The president’s emergency designation also triggered two major new areas of waiver authority that states will be able to use, said Eliot Fishman, senior director of health policy at Families USA, a nonprofit, nonpartisan consumer health-advocacy organization. States can tailor their Medicaid programs to make changes like allowing more people to enroll under Section 1115 of the Social Security Act, while Section 1135 of the law gives states flexibility to adjust their Medicaid program as well as Medicare and the Children’s Health Insurance Program.
Under Section 1135, the HHS secretary can waive certain requirements to ensure that sufficient health-care items and services are available to meet the needs of Medicare, Medicaid, and Children’s Health Insurance Program enrollees in affected areas. These waivers allow states, on a temporary basis, to do things like simplify their Medicaid application processes or waive cost-sharing for certain services in Medicaid, Fishman said.
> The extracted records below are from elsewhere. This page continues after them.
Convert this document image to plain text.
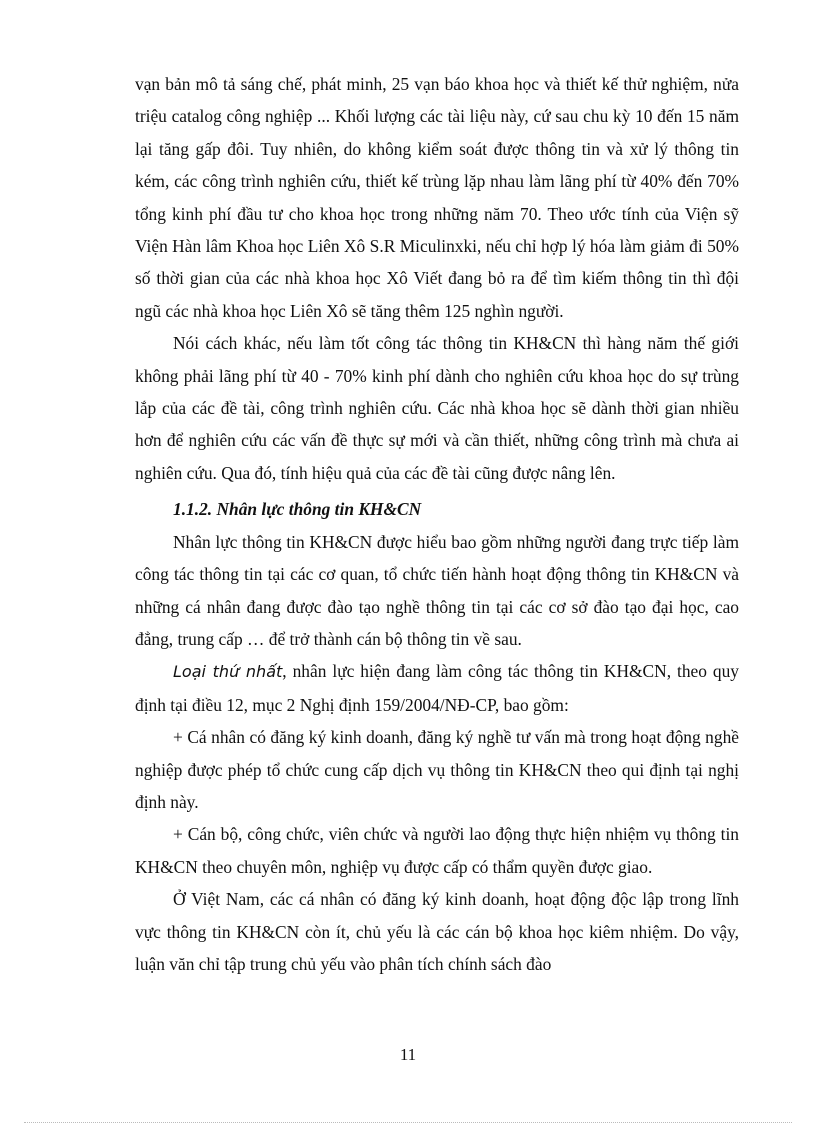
vạn bản mô tả sáng chế, phát minh, 25 vạn báo khoa học và thiết kế thử nghiệm, nửa triệu catalog công nghiệp ... Khối lượng các tài liệu này, cứ sau chu kỳ 10 đến 15 năm lại tăng gấp đôi. Tuy nhiên, do không kiểm soát được thông tin và xử lý thông tin kém, các công trình nghiên cứu, thiết kế trùng lặp nhau làm lãng phí từ 40% đến 70% tổng kinh phí đầu tư cho khoa học trong những năm 70. Theo ước tính của Viện sỹ Viện Hàn lâm Khoa học Liên Xô S.R Miculinxki, nếu chỉ hợp lý hóa làm giảm đi 50% số thời gian của các nhà khoa học Xô Viết đang bỏ ra để tìm kiếm thông tin thì đội ngũ các nhà khoa học Liên Xô sẽ tăng thêm 125 nghìn người.

Nói cách khác, nếu làm tốt công tác thông tin KH&CN thì hàng năm thế giới không phải lãng phí từ 40 - 70% kinh phí dành cho nghiên cứu khoa học do sự trùng lắp của các đề tài, công trình nghiên cứu. Các nhà khoa học sẽ dành thời gian nhiều hơn để nghiên cứu các vấn đề thực sự mới và cần thiết, những công trình mà chưa ai nghiên cứu. Qua đó, tính hiệu quả của các đề tài cũng được nâng lên.

1.1.2. Nhân lực thông tin KH&CN

Nhân lực thông tin KH&CN được hiểu bao gồm những người đang trực tiếp làm công tác thông tin tại các cơ quan, tổ chức tiến hành hoạt động thông tin KH&CN và những cá nhân đang được đào tạo nghề thông tin tại các cơ sở đào tạo đại học, cao đẳng, trung cấp … để trở thành cán bộ thông tin về sau.

Loại thứ nhất, nhân lực hiện đang làm công tác thông tin KH&CN, theo quy định tại điều 12, mục 2 Nghị định 159/2004/NĐ-CP, bao gồm:

+ Cá nhân có đăng ký kinh doanh, đăng ký nghề tư vấn mà trong hoạt động nghề nghiệp được phép tổ chức cung cấp dịch vụ thông tin KH&CN theo qui định tại nghị định này.

+ Cán bộ, công chức, viên chức và người lao động thực hiện nhiệm vụ thông tin KH&CN theo chuyên môn, nghiệp vụ được cấp có thẩm quyền được giao.

Ở Việt Nam, các cá nhân có đăng ký kinh doanh, hoạt động độc lập trong lĩnh vực thông tin KH&CN còn ít, chủ yếu là các cán bộ khoa học kiêm nhiệm. Do vậy, luận văn chỉ tập trung chủ yếu vào phân tích chính sách đào

11
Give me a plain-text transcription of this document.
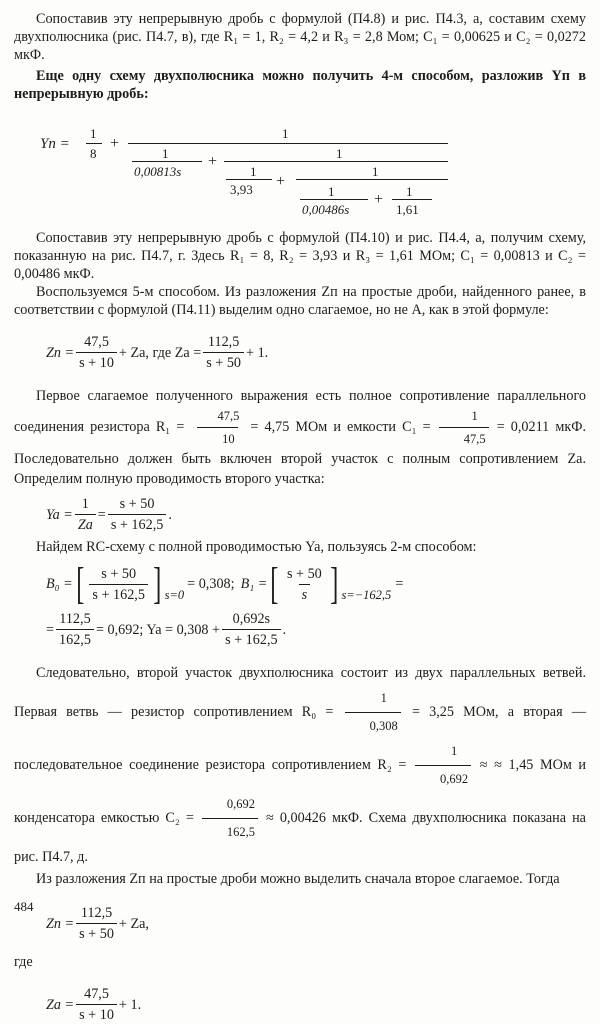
Сопоставив эту непрерывную дробь с формулой (П4.8) и рис. П4.3, а, составим схему двухполюсника (рис. П4.7, в), где R₁ = 1, R₂ = 4,2 и R₃ = 2,8 Мом; C₁ = 0,00625 и C₂ = 0,0272 мкФ.

Еще одну схему двухполюсника можно получить 4-м способом, разложив Yп в непрерывную дробь:

Yп =
1
8
+
1
1
0,00813s
+	1
1
3,93 +
1
1
0,00486s
+ 1
1,61

Сопоставив эту непрерывную дробь с формулой (П4.10) и рис. П4.4, а, получим схему, показанную на рис. П4.7, г. Здесь R₁ = 8, R₂ = 3,93 и R₃ = 1,61 МОм; C₁ = 0,00813 и C₂ = 0,00486 мкФ.

Воспользуемся 5-м способом. Из разложения Zп на простые дроби, найденного ранее, в соответствии с формулой (П4.11) выделим одно слагаемое, но не A, как в этой формуле:

Zп = $\frac{47,5}{s + 10} + Za$, где $Za = \frac{112,5}{s + 50} + 1$.

Первое слагаемое полученного выражения есть полное сопротивление параллельного соединения резистора $R_1 = \frac{47,5}{10} = 4,75$ МОм и емкости $C_1 = \frac{1}{47,5} = 0,0211$ мкФ. Последовательно должен быть включен второй участок с полным сопротивлением Za. Определим полную проводимость второго участка:

$Ya = \frac{1}{Za} = \frac{s + 50}{s + 162,5}$ .

Найдем RC-схему с полной проводимостью Ya, пользуясь 2-м способом:

B₀ = [ $\frac{s + 50}{s + 162,5}$ ] s=0
= 0,308; B₁ = [ $\frac{s + 50}{s}$ ] s=−162,5
=
= $\frac{112,5}{162,5} = 0,692$; $Ya = 0,308 + \frac{0,692s}{s + 162,5}$ .

Следовательно, второй участок двухполюсника состоит из двух параллельных ветвей. Первая ветвь — резистор сопротивлением $R_0 = \frac{1}{0,308} = 3,25$ МОм, а вторая — последовательное соединение резистора сопротивлением $R_2 = \frac{1}{0,692}$ ≈ ≈ 1,45 МОм и конденсатора емкостью $C_2 = \frac{0,692}{162,5} \approx 0,00426$ мкФ. Схема двухполюсника показана на рис. П4.7, д.

Из разложения Zп на простые дроби можно выделить сначала второе слагаемое. Тогда

Zп = $\frac{112,5}{s + 50} + Za$,

где

$Za = \frac{47,5}{s + 10} + 1$.
484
Section 1115 would allow states to do things like expand who is eligible for Medicaid coverage, Fishman said. Under the emergency designation, section 1115 waivers can avoid the public comment process and budget-neutrality provisions.
Florida on Tuesday became the first state to have a Section 1135 waiver approved. The state requested to waive requirements that patients get authorization from their insurer before seeking treatment, streamline provider enrollment processes to ensure access to care for beneficiaries, and allow care to be provided in alternative settings in the event patients at one facility are evacuated to an unlicensed facility.
The emergency designation seems to provide a fair amount of flexibility, yet states have to take up those options, said Jocelyn Guyer, managing director of Manatt Health, a professional services firm. The administration is “sending signals that they really want states to use it” and that it will “stand down on nitpicky program oversight” requirements, she said.